On the demand side, private consumption grew 5.1%, slightly
better than 3.1% in 1QFY20, but dismal in comparison to historical trends.
Investments grew barely at 1%. Both exports and imports contracted for the
first time since 2016. Import contraction of 6.9% despite weaker rupee further
highlights the poor demand conditions.
This poor GDP growth data was supported to a great extent by the
government expenditure which grew at 11.6%, highest rate in 6 quarters. Given
that the government has already surpassed its fiscal deficit target for FY20,
the tax collections continue to be sluggish and the nominal GDP is slipping at
a faster rate than real GDP, it would reasonable to assume that the slowdown
may persist for few more quarters at the least.
Regardless of what the government spokespersons and some
enthusiastic market analysts may say, it is highly likely that we may end up
FY20 with sub 5% growth.
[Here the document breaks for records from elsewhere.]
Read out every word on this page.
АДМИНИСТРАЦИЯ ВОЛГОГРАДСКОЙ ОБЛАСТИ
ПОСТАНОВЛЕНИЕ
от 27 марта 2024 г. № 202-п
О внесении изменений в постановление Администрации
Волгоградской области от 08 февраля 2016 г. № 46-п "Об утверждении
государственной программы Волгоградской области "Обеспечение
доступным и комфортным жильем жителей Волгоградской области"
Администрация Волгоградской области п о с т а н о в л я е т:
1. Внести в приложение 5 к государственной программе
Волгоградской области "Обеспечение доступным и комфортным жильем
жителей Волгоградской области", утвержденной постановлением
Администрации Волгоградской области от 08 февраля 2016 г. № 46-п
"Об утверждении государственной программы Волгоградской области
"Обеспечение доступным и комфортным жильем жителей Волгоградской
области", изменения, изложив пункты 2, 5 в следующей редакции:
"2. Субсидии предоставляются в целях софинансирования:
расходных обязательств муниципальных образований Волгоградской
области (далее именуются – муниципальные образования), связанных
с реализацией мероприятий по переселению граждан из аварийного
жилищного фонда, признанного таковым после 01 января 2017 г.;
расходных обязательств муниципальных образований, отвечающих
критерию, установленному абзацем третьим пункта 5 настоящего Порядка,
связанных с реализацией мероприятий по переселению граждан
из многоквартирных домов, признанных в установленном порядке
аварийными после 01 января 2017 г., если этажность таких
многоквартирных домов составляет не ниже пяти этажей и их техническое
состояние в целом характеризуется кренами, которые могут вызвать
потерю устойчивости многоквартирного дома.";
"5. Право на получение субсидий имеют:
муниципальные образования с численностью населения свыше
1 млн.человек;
Given the fiscal challenges and intensifying global
slowdown and deflationary pressures, we may struggle to grow more than 6% in
FY21 as well, despite lower rates, taxes, and base effect and improving credit
availability.
Based on an informal survey of traders, SME and professional, I
am inclined to conclude that this sub 5% growth trend may persist for at least
next 3 to 4 quarters. The key feedback from the survey could be listed as
follows:
(a) The growth rate shall
slip further as the government continues to be in denial mode insofar as the
most important cause of slow down is concerned.
(b) Most respondents
highlighted that lingering effects of demonetization and serious faults in GST
processes are reasons for the slowdown.
(c) Demonetization has hit
the small businesses very hard. It has destroyed the traditional sources of
short term financing for traders and small businesses, increased the working
capital cycle, constricted the inventory holding and business expansion
capacity and increased the cost of doing business. Many of these SME businesses
were critical part of the supply chain of the larger businesses. It has
therefore affected the larger businesses also indirectly. Poor business
conditions for large number of small businesses have obviously impacted the
employment and consumption demand conditions. There is nothing to suggest that
these conditions shall correct on their own in near future.
(d) The implementation of
GST has been hasty and seriously flawed. More than 75% of GST assesses must be
facing problems of reconciliation, wrongful disallowance of credit, defaults,
harassment, corruption, and/or delayed (or no) refunds. A careful examination
indicates that the system is even more problematic and cumbersome than the
erstwhile Excise, VAT and Sales Tax regime. Unless the GST system and processes
are streamlined for seamless flow of credits and payments, any meaningful
acceleration in growth rate looks highly improbable.